Data menyebutkan bahwa dalam kurun waktu Januari 2022–Juni 2022, tingkat inflasi di Amerika Serikat meningkat dengan tajam. Pada awal tahun 2022 sebesar 7,5% kemudian terus meningkat hingga mencapai 9,1% pada Juni 2022. Solusi untuk mengerem dan menurunkan laju inflasi adalah dengan cara menaikkan suku bunga. The Fed sebagai Bank Sentral AS akhirnya mulai menaikkan suku bunganya secara bertahap.

Akibat dari kenaikan suku bunga ini adalah gonjang-ganjing di negara-negara yang mempergunakan transaksi pembayarannya dengan mata uang dollar AS. Indonesia termasuk salah satu negara yang masih terikat dan bergantung kepada dollar dalam melakukan transaksi keuangannya.

Kenaikan suku bunga yang dilakukan oleh The Fed menyebabkan aliran perpindahan dollar dari Indonesia (dan tentunya negara-negara lainnya) kembali ke Amerika Serikat. Para investor cenderung akan memindahkan asetnya (dollar) ke Amerika Serikat yang menawarkan suku bunga yang lebih menarik dibandingkan apabila mereka tetap berinvestasi di luar Amerika Serikat.

Arus perpindahan dollar ini menyebabkan nilai mata uang di negara-negara yang memakai dollar sebagai salah satu alat pembayaran menjadi meningkat (naik). Sebagai salah satu negara pemakai mata uang dollar dalam bertransaksi keuangan, Indonesia juga mengalami hal yang sama. Kita bisa lihat dan saksikan dimana saat ini (Oktober 2022), nilai mata uang dollar terhadap rupiah sudah menembus Rp15.450 dan bahkan diprediksi bisa naik lebih tinggi lagi. Sebagai perbandingan, pada awal tahun 2022, kurs tengah dollar masih di angka Rp14.080, namun di bulan Oktober 2022 angka tersebut sudah ada di angka Rp15.390. Jika tidak terkendali, tidak kemungkinan krisis ekonomi tahun 1997 akan terulang dan bahkan lebih buruk lagi.

Baca Juga :   Bank Dunia: Indonesia Harus Pastikan Paket Stimulus Fiskal Efektif

Tentunya kita juga mulai merasakan bahwa harga-harga mulai naik. Kenaikan harga-harga, baik makanan atau pun non-makanan merupakan konsekuensi dari adanya inflasi di negeri ini.

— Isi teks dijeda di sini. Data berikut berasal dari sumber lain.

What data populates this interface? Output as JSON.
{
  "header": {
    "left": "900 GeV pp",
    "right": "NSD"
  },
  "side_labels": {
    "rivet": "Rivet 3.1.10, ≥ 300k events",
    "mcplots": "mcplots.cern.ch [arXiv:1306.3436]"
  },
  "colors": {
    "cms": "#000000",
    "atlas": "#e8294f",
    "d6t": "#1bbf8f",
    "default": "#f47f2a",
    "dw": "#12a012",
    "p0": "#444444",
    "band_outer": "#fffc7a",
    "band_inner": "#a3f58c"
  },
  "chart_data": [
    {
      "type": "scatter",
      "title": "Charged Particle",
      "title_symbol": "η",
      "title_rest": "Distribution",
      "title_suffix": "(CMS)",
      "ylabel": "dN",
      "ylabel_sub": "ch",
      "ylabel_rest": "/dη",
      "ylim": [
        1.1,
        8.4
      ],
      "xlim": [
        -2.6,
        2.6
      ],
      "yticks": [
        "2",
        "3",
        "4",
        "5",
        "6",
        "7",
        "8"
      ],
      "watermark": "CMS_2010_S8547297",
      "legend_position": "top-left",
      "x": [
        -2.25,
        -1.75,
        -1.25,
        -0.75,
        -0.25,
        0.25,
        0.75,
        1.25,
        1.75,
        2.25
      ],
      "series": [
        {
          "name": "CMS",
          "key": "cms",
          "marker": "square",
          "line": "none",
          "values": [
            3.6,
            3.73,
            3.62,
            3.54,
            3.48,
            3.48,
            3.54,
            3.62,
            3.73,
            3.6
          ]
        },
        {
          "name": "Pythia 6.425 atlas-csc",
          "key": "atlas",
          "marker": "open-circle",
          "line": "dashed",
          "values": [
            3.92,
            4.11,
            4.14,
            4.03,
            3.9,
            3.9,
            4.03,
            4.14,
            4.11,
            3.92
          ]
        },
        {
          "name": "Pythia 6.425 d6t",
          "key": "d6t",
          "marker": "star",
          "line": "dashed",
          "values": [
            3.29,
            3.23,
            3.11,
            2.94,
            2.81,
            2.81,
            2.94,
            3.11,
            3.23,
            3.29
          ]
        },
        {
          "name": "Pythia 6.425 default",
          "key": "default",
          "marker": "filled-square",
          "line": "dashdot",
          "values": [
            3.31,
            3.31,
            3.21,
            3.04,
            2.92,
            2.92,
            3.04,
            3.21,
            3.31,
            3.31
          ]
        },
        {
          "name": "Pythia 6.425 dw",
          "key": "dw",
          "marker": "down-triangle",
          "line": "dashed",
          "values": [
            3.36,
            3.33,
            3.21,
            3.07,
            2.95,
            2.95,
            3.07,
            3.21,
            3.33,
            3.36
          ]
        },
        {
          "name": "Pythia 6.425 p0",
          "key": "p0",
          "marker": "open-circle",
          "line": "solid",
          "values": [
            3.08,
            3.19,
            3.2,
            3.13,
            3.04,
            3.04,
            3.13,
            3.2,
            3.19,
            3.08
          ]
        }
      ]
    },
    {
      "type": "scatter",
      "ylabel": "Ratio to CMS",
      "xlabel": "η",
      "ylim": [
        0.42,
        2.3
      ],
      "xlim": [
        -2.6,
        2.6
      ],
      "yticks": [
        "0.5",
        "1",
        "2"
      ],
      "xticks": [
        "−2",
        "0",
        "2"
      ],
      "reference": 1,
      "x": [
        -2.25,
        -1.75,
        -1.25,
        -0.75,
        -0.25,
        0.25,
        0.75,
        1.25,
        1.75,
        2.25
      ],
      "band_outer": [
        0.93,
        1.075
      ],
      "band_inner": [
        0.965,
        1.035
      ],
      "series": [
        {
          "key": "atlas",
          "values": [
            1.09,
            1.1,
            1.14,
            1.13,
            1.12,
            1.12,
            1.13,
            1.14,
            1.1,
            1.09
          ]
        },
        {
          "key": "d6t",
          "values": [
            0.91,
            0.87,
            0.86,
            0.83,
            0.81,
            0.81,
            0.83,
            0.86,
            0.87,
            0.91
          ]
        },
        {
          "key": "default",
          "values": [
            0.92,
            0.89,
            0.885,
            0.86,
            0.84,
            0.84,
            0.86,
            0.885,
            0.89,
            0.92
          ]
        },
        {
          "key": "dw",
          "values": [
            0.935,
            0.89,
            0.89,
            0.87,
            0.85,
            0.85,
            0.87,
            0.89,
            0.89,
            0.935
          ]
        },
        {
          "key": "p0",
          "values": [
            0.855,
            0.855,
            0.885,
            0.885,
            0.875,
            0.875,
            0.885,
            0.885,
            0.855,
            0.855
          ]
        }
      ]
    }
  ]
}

Indikator lainnya adalah pergerakan indeks harga saham. Saham memang bisa menjadi indikator perekonomian suatu negara. Para investor biasanya selalu mengantisipasi semua kemungkinan, dimana ada mereka akan forward looking atas investasinya. Jika mereka merasa investasinya (dengan memegang saham) tidak menguntungkan, mereka langsung melakukan aksi dengan melepas saham yang mereka pegang. Akibatnya indeks saham akan menurun.

Demikian pula dunia perbankan di Tanah Air akan semakin merana. Kebijakan Bank Indonesia yang menaikkan suku bunga acuan akan membuat perbankan meningkatkan suku bunganya. Akibatnya bank harus membayar bunga lebih ke masyarakat penyimpan (nasabah dana). Namun di sisi lainnya, bank juga harus menaikkan suku bunga pinjamannya ke masyarakat yang menerima pinjaman dalam bentuk kredit (nasabah kredit).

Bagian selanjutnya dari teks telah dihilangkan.